Two years ago, she replaced Mike Taylor as Mondelez UK MD at the Uxbridge office, taking on what she describes as “a dual role” that comprises leading the sales team and “a responsibility for the wider community within the UK business”.
Of course, one element of the role she could not have foreseen is managing the impact of coronavirus. For Stigant, it was the “really quick action” at the start of the outbreak that enabled Mondelez to continue with plans such as calorie-reduction efforts.
“What we’ve managed to do, with the support of our colleagues, is keep all factories running within the UK and Europe” – and that’s with “absolutely no comprise” on the health and safety of the more than 4,000 employees working there, she says. For Stigant, this is a source of pride, as the pandemic has “helped shine a light on the criticality of our food industry, whether that be those working in manufacturing, our logistics teams or our sales teams”.
Mixed performance
But it would be wrong to say Mondelez has escaped the impact of Covid-19. The company’s recent performance has been “a bit of a mixed bag” due to changing consumer habits, says Stigant.
Locked-down Brits gifted less this Easter, which resulted in a 20% fall in value across the category, while the decline of on-the-go has hit Trebor and Belvita. On the plus side, Oreo and Cadbury Dairy Milk Fingers have done “very, very well”.
At a total level, Mondelez has largely “done well” – although it faces “headwinds on cost based on the requirement we were socially distancing correctly in our factories, that we were providing all the correct PPE, and those challenges from Easter”.
Other headwinds are fast approaching: a recession looms, likely exacerbated by the full impact of Brexit. “While we’re all pretty confident a recession will happen, the answer we don’t know is how deep and long. As we model and scenario-plan, that’s one of our considerations,” Stigant says.

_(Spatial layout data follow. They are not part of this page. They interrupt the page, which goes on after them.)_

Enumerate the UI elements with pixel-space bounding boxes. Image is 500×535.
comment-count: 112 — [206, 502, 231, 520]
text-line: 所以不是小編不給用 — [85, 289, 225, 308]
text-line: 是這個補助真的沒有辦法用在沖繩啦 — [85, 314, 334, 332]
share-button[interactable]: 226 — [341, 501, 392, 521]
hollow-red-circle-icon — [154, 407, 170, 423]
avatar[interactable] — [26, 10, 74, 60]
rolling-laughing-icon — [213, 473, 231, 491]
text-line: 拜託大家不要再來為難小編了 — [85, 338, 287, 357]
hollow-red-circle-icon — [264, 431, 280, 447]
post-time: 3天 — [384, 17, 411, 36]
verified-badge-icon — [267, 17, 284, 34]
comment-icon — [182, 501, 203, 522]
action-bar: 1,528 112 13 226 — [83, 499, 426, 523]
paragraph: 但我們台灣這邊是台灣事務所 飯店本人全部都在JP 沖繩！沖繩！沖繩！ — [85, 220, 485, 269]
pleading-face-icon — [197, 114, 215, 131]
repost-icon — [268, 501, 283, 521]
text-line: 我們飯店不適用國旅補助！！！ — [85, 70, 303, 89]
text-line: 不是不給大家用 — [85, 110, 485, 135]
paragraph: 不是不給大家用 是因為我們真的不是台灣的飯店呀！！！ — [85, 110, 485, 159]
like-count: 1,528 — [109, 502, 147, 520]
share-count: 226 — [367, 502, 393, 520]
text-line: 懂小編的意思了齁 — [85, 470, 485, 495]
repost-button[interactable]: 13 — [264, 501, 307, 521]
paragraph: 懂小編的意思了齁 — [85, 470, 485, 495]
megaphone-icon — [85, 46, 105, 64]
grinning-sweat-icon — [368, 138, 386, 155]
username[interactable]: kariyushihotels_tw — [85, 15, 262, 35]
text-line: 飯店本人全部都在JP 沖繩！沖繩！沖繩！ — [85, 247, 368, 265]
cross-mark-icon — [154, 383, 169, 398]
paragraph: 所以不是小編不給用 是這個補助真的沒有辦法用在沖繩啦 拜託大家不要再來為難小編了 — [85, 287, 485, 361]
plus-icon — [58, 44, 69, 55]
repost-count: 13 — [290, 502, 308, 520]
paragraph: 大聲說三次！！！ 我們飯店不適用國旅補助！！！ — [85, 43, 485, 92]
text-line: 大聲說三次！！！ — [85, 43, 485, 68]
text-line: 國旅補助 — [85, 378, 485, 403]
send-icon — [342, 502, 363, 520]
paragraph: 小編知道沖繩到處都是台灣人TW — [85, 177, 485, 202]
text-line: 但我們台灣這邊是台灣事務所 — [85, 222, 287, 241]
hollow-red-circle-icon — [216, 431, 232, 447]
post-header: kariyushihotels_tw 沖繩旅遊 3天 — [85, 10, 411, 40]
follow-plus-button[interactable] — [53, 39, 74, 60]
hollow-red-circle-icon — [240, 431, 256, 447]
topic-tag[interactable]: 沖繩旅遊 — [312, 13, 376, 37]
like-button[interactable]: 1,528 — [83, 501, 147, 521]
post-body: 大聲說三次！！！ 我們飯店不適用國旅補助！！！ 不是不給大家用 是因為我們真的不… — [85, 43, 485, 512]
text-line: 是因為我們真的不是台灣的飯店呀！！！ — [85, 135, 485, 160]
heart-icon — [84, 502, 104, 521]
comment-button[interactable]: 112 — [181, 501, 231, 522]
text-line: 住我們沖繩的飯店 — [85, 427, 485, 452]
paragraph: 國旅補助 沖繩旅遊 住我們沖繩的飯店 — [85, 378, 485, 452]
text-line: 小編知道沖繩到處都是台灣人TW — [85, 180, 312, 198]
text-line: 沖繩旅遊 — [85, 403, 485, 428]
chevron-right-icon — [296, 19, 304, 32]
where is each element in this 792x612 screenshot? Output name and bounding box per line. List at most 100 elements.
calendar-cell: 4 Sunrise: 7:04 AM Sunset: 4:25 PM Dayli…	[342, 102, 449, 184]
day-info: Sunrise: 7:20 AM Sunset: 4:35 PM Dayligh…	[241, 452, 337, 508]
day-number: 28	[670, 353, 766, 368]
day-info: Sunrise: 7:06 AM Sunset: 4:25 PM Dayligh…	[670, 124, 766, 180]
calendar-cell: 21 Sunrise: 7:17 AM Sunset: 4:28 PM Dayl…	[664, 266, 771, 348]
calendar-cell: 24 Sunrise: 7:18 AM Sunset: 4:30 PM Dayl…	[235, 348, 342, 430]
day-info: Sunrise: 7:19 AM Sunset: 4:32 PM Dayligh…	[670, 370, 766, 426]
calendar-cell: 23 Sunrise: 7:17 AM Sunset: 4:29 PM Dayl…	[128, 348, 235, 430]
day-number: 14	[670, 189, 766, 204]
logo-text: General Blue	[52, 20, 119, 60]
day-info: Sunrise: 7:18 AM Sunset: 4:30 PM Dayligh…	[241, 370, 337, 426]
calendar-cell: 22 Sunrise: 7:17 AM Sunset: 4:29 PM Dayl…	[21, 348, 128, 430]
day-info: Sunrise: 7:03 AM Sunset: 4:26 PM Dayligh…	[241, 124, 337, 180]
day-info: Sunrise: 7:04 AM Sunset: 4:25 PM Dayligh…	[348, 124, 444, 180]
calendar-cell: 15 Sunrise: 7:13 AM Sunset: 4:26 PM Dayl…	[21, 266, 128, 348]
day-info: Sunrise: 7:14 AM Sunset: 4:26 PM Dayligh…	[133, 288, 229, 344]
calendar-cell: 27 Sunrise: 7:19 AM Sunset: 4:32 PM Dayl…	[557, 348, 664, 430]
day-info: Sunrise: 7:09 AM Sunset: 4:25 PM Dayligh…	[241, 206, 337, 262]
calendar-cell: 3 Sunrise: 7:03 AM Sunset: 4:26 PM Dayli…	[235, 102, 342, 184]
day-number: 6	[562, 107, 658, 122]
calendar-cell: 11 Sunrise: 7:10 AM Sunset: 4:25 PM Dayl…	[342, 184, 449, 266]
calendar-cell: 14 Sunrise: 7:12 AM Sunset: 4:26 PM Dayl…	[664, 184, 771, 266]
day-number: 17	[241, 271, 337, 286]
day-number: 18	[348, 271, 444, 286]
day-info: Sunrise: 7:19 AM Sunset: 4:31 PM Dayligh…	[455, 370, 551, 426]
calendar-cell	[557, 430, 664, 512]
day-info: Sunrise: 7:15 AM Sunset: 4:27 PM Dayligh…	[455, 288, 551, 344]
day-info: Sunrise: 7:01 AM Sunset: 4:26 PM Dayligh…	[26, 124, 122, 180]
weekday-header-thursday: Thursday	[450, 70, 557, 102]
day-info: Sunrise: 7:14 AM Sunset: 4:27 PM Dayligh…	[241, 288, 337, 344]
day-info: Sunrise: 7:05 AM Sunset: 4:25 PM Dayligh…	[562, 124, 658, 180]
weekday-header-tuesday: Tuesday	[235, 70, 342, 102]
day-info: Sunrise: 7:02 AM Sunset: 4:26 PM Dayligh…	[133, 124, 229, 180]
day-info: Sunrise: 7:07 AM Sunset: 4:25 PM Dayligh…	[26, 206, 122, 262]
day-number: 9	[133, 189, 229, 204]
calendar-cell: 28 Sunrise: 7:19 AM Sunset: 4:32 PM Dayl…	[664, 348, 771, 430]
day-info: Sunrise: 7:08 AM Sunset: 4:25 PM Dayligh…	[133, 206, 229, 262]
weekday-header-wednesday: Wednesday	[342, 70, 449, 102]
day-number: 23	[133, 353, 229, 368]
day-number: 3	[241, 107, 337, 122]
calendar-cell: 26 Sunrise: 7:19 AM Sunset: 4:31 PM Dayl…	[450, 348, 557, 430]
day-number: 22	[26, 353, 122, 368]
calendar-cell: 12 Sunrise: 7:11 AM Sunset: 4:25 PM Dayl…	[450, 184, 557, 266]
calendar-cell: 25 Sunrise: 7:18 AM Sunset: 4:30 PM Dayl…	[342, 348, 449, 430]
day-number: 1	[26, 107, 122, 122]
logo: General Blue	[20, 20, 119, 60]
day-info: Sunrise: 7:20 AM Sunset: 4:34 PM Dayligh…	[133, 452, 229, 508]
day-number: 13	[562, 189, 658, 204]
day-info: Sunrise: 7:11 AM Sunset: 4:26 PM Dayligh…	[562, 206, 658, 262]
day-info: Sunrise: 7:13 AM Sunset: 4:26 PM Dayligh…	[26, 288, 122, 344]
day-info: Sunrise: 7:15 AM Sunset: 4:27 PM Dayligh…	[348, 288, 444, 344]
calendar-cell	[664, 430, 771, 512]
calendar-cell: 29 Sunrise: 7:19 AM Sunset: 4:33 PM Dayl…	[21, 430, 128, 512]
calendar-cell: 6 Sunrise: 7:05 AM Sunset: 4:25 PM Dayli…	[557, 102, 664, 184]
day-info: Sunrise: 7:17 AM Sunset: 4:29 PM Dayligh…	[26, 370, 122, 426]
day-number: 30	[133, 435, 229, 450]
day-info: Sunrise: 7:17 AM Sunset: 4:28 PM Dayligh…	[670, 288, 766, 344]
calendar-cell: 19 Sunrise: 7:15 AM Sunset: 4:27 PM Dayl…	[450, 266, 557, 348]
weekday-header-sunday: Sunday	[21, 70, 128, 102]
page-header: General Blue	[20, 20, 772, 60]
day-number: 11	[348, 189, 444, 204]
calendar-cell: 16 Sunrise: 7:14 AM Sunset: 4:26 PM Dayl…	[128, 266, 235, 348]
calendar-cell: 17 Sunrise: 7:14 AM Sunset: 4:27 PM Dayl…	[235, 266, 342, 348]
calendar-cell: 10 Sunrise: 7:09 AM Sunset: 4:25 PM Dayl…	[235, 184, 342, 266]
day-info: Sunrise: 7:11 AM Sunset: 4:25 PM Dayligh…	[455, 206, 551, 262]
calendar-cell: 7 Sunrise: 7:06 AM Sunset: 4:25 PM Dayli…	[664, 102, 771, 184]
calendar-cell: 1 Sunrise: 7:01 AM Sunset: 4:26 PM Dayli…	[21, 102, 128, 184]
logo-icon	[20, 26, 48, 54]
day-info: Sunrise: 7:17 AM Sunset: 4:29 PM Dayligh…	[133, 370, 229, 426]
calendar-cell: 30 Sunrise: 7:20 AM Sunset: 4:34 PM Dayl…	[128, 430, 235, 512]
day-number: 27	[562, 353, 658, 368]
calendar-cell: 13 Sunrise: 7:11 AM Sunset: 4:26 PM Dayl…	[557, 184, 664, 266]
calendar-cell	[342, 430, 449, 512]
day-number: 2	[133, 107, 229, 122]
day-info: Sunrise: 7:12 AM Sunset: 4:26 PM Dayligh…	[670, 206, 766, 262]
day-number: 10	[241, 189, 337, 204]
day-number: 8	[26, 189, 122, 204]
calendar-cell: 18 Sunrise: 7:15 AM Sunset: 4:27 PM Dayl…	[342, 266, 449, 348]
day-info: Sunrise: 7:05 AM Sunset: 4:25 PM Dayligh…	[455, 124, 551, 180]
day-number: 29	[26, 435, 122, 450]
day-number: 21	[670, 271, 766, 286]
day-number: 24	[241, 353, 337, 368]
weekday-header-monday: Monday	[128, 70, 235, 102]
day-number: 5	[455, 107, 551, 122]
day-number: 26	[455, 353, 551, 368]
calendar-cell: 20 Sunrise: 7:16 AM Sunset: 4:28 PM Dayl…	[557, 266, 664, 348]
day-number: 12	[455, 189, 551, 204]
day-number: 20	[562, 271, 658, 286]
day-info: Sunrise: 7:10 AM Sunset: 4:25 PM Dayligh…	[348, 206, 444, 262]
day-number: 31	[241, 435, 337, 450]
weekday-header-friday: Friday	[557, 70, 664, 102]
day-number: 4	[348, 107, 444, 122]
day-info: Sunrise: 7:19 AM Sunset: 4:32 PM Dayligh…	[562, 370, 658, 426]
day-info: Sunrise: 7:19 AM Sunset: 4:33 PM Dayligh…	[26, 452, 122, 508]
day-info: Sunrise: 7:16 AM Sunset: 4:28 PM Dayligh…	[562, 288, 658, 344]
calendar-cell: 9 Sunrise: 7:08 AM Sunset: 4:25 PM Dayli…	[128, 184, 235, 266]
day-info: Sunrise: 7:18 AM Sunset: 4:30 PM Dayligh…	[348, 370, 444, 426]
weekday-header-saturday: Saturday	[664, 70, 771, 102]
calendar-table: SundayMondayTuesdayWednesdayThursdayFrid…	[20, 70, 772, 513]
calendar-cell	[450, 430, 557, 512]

She plays her cards close to her chest on what those plans might involve. No details are given, just by-the-numbers pledges to “put our focus and attention in the right places”, “look at our cost base” and “protect the future of the business”.
Though she goes on to drop a couple of tantalising hints. There’s likely to be greater focus ahead for Mondelez on e-commerce, while plans for premium NPD have recently been put on hold in anticipation of lower consumer confidence. “That adage of ‘prepare for the worst and hope for the best’ is definitely our planning stance,” says Stigant.
This applies to Brexit, too – on which she gives a similarly cautious response. “We hope hard Brexit isn’t the outcome, obviously, but we’re working really hard to minimise disruption, to make sure we can ease the flow of goods, look at how we manage customs, and how we respond at our different sites,” she says.
The aim is “to put ourselves in a strong position as we head towards Brexit” Stigant adds. “But it’s a bit of crystal ball-gazing at this time.”